While I watched this first season of TOS, I kept an eye out for a couple of trends and themes, which I will now illustrate WITH CHARTS!!!
First off, I knew to look out for redshirt deaths on this show. While on the lookout for that, I noticed that the first several episodes were really inconsistent with uniforms and who wore what (remember when Spock wore a gold turtleneck in episode 3?
It looks so weird!!)
Because of these inconsistencies, I’ve decided not to count redshirt deaths this season, and instead only kept a tally of all crew deaths. It looks like this:
(It’s net crew deaths because I’m not counting those that didn’t actually happen in that holodeck planet episode, #15)
I also kept track of what kinds of monsters of the week showed up, and how Kirk & co. dealt with these antagonists. The individual pies for these variables look like this:
To clarify, “humanoid” covers every time the antagonist was a human, a superpowered/possessed human, or an alien that looks EXACTLY like a human because the props department couldn’t make a costume on time. As we can see, actors with minimal prostheses were the most common antagonists, and good old-fashioned violence solved things half of the time. I was pretty disappointed to see that science & tech (and engineering and math I guess - STEM) wasn’t used as often as I’d hoped.

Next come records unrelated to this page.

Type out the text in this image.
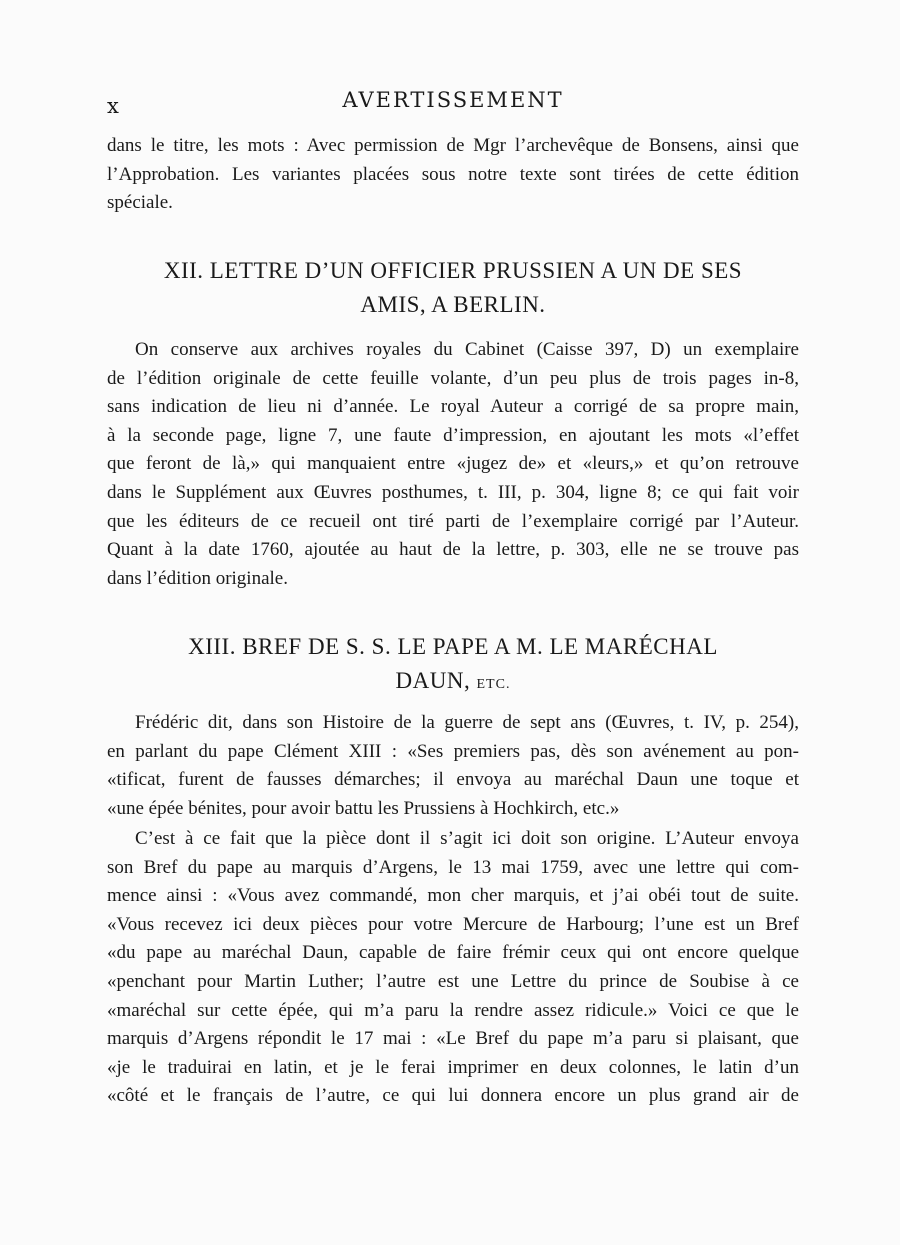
x	AVERTISSEMENT

dans le titre, les mots : Avec permission de Mgr l’archevêque de Bonsens, ainsi que
l’Approbation. Les variantes placées sous notre texte sont tirées de cette édition
spéciale.

XII. LETTRE D’UN OFFICIER PRUSSIEN A UN DE SES
AMIS, A BERLIN.

On conserve aux archives royales du Cabinet (Caisse 397, D) un exemplaire
de l’édition originale de cette feuille volante, d’un peu plus de trois pages in-8,
sans indication de lieu ni d’année. Le royal Auteur a corrigé de sa propre main,
à la seconde page, ligne 7, une faute d’impression, en ajoutant les mots «l’effet
que feront de là,» qui manquaient entre «jugez de» et «leurs,» et qu’on retrouve
dans le Supplément aux Œuvres posthumes, t. III, p. 304, ligne 8; ce qui fait voir
que les éditeurs de ce recueil ont tiré parti de l’exemplaire corrigé par l’Auteur.
Quant à la date 1760, ajoutée au haut de la lettre, p. 303, elle ne se trouve pas
dans l’édition originale.

XIII. BREF DE S. S. LE PAPE A M. LE MARÉCHAL
DAUN, ETC.

Frédéric dit, dans son Histoire de la guerre de sept ans (Œuvres, t. IV, p. 254),
en parlant du pape Clément XIII : «Ses premiers pas, dès son avénement au pon-
«tificat, furent de fausses démarches; il envoya au maréchal Daun une toque et
«une épée bénites, pour avoir battu les Prussiens à Hochkirch, etc.»

C’est à ce fait que la pièce dont il s’agit ici doit son origine. L’Auteur envoya
son Bref du pape au marquis d’Argens, le 13 mai 1759, avec une lettre qui com-
mence ainsi : «Vous avez commandé, mon cher marquis, et j’ai obéi tout de suite.
«Vous recevez ici deux pièces pour votre Mercure de Harbourg; l’une est un Bref
«du pape au maréchal Daun, capable de faire frémir ceux qui ont encore quelque
«penchant pour Martin Luther; l’autre est une Lettre du prince de Soubise à ce
«maréchal sur cette épée, qui m’a paru la rendre assez ridicule.» Voici ce que le
marquis d’Argens répondit le 17 mai : «Le Bref du pape m’a paru si plaisant, que
«je le traduirai en latin, et je le ferai imprimer en deux colonnes, le latin d’un
«côté et le français de l’autre, ce qui lui donnera encore un plus grand air de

It’s also pretty interesting to see how the monster-solution pairings changed over the course of the season:
While humans defeated by fisticuffs are still the most common type of conflict here, as the season progressed more unusual and creative enemies and solutions came up - like Kirk using logic to talk a computer to death (episode 21), which is the most Peak Star Trek plot as far as I’m concerned.